We strongly encourage anyone who is considering nonhuman primate MHC allele discovery to use one of the full-length allele discovery protocols described below.

2015 - present : Pacific Biosciences full-length transcript sequencing

Pacific Biosciences long-read single-molecule sequencing enables full-length MHC class I and class II transcript sequencing. We are transitioning our allele discovery efforts to this platform. In our early studies, we are extending partial-length MHC transcripts to full-length transcripts and identifying many novel full-length sequences. Within a few years, we expect full-length transcript sequencing will result in allele databases that contain only full-length sequences; the existing criteria for naming MHC alleles based on complete exon 2/3 sequences will be retired. Our protocols for MHC class I and class II transcript sequencing are rapidly evolving. We are currently performing our Pacific Biosciences sequencing at the University of Washington PacBio Sequencing Service.

2012 - 2014 : Illumina MiSeq MHC class I transcript reconstruction

For three years, our primary method for MHC class I allele discovery involved PCR amplifying a full-length cDNA transcript, fragmenting the amplicon by tagmentation, and sequencing fragments on the Illumina MiSeq. The MiSeq can only generate a maximum of 600 base pairs of sequence per read. This necessitates stitching together overlapping sequences to generate full-length transcripts. In the absence of PCR artifacts (substitutions, chimeras) and sequencing artifacts, these assemblies would be straightforward. In practice, it is very difficult to accurately and confidently assemble overlapping reads to reconstruct full-length sequences.

2012 - 2014 : Roche/454 MHC class II transcript pyrosequencing

Before Pacific Biosciences sequencing was accurate enough for MHC allele discovery, Roche/454 pyrosequencing provided the best platform for 700-800 base pair long-read sequencing. We developed a protocol for MHC class II -DPA, -DPB, -DQA, -DQB, -DRA, and -DRB transcript sequencing (MHC class II transcripts are shorter than MHC class I transcripts). We performed these experiments on the Roche/454 GS FLX+ at the University of Illinois Urbana-Champaign, though they have since retired this platform.

pre-2012 : Sanger MHC class I and class II transcript sequencing

Prior to the advent of deep sequencing, MHC transcripts were sequenced by first generating a full-length cDNA PCR amplicon or preparing a cDNA library, cloning individual molecules, and Sanger sequencing individual plasmid clones. Screening 96-192 clones per animal typically detected major, transcriptionally abundant MHC sequences but did not consistently detect less abundant transcripts. We no longer perform Sanger sequencing of MHC transcripts ourselves.
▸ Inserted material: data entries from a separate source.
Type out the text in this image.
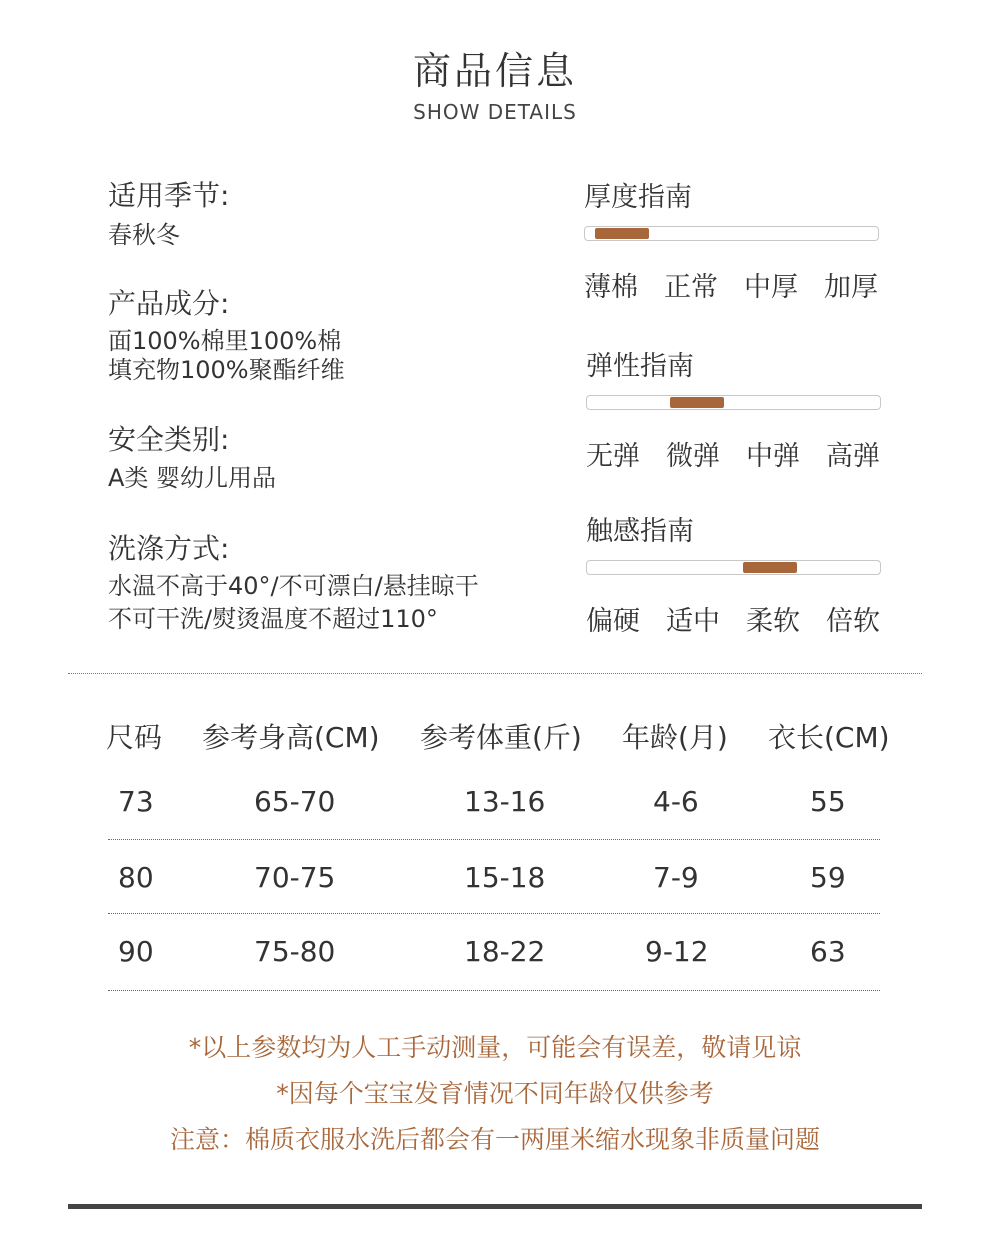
商品信息
SHOW DETAILS
适用季节:
春秋冬
产品成分:
面100%棉里100%棉
填充物100%聚酯纤维
安全类别:
A类 婴幼儿用品
洗涤方式:
水温不高于40°/不可漂白/悬挂晾干
不可干洗/熨烫温度不超过110°
厚度指南
薄棉 正常 中厚 加厚
弹性指南
无弹 微弹 中弹 高弹
触感指南
偏硬 适中 柔软 倍软
尺码 参考身高(CM) 参考体重(斤) 年龄(月) 衣长(CM)
73	65-70	13-16	4-6	55
80	70-75	15-18	7-9	59
90	75-80	18-22	9-12	63
*以上参数均为人工手动测量，可能会有误差，敬请见谅
*因每个宝宝发育情况不同年龄仅供参考
注意：棉质衣服水洗后都会有一两厘米缩水现象非质量问题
Protocols for nameable MHC allele discovery

Per IPD, MHC class I transcripts can receive an official name if exons 2 and 3 are completely sequenced. MHC class II transcripts can be named if exon 2 is completely sequenced. We have developed (and subsequently retired) a series of protocols that can be used to generate nameable MHC sequences. We discourage investigators from using these protocols and recommend using the full-length transcript sequencing approaches described above instead. Within the next few years, we expect full-length transcripts to become the minimal standard for naming a new allele.